Hi, I'm Josh! I'm a soon-to-be Masters graduate of the University of Bonn, where I study mathematics and computer science. The themes of my research interests center around making computers “understand” the human processes of logic and language well enough, so that they can be used to automate and augment such processes for the good of society.
My work has involved both the pure and the applied. Most recently I have been working on type theory and automated theorem proving, implementing a working version of homotopy type theory inside the interactive proof assistant Isabelle. Homotopy type theory is a recent approach to extending intuitionistic type theory that is able to natively encode important mathematical concepts such as “isomorphism-as-equality” and structures such as fundamental groups. Its promise lies in its potential to provide a highly mechanizable alternative foundation for large portions of mathematics, and much current research is focused on questions of how to automatically check and prove mathematical statements encoded inside it. I developed the Isabelle/HoTT object logic as a first attempt to bring support for homotopy type theory to the Isabelle prover.

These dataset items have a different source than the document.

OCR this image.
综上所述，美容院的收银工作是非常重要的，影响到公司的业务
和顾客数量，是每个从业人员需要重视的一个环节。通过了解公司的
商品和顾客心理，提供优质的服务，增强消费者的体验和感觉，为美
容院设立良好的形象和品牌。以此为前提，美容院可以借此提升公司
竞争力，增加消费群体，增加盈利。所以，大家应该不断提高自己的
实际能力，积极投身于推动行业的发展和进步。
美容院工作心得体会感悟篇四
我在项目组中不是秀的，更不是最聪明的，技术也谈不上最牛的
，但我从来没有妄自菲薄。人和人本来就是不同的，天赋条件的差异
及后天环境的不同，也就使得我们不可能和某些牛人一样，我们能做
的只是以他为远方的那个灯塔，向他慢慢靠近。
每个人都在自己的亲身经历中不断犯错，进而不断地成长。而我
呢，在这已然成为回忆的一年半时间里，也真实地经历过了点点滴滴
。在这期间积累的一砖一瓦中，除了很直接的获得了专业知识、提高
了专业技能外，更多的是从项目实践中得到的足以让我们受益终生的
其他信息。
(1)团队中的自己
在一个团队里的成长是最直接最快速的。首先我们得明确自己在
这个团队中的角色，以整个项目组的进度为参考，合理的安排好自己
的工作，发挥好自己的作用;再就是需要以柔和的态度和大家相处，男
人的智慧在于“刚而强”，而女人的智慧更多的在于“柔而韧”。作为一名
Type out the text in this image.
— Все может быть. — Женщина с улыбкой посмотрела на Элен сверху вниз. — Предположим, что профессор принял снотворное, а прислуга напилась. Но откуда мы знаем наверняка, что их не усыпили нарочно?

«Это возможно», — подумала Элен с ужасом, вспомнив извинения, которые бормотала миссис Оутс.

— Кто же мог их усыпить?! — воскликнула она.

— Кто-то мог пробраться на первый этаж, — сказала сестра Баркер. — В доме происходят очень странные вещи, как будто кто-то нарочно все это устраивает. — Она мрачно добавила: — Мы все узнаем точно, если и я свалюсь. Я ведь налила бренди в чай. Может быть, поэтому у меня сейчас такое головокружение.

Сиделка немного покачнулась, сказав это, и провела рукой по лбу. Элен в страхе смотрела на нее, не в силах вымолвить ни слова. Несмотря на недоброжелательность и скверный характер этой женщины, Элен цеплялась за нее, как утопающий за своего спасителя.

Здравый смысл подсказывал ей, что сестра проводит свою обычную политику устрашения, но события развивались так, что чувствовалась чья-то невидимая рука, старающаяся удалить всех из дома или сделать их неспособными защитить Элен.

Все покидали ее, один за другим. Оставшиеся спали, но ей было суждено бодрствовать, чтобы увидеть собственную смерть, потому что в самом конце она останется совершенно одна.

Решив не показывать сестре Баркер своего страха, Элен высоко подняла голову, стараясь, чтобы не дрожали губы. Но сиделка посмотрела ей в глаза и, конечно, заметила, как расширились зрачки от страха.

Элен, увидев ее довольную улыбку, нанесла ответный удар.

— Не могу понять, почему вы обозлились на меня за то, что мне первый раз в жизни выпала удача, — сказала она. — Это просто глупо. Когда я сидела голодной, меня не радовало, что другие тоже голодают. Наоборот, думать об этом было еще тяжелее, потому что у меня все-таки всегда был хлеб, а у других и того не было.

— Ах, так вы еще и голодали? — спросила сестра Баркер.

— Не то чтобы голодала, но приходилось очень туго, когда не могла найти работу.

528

I also worked in data mining and natural language processing at the Fraunhofer Institute for Intelligent Analysis and Information Systems, where I used probabilistic machine learning models to automatically detect topics in tweet corpora and classify tweets accordingly. It is well-known that posts on public social media frequently reflect events occurring in the vicinity of the post location, in near real-time. By automatically detecting and classifying such posts, we can quickly identify issues which may be of relevance to law enforcement or emergency and rescue services in much less time than would otherwise be needed by more traditional channels of information. My work in this area was part of the E2mC Project, a pilot project that aims to use social media to enhance the European Union's emergency and natural disaster response service.
Some other areas in which I am particularly interested are applications of AI to automated fact-checking, as well as the theory of quantum computation. Previously, I studied at the Australian National University Mathematical Sciences Institute, writing my Bachelors thesis in category theory and quantum algebra, applied to low-dimensional topological invariants.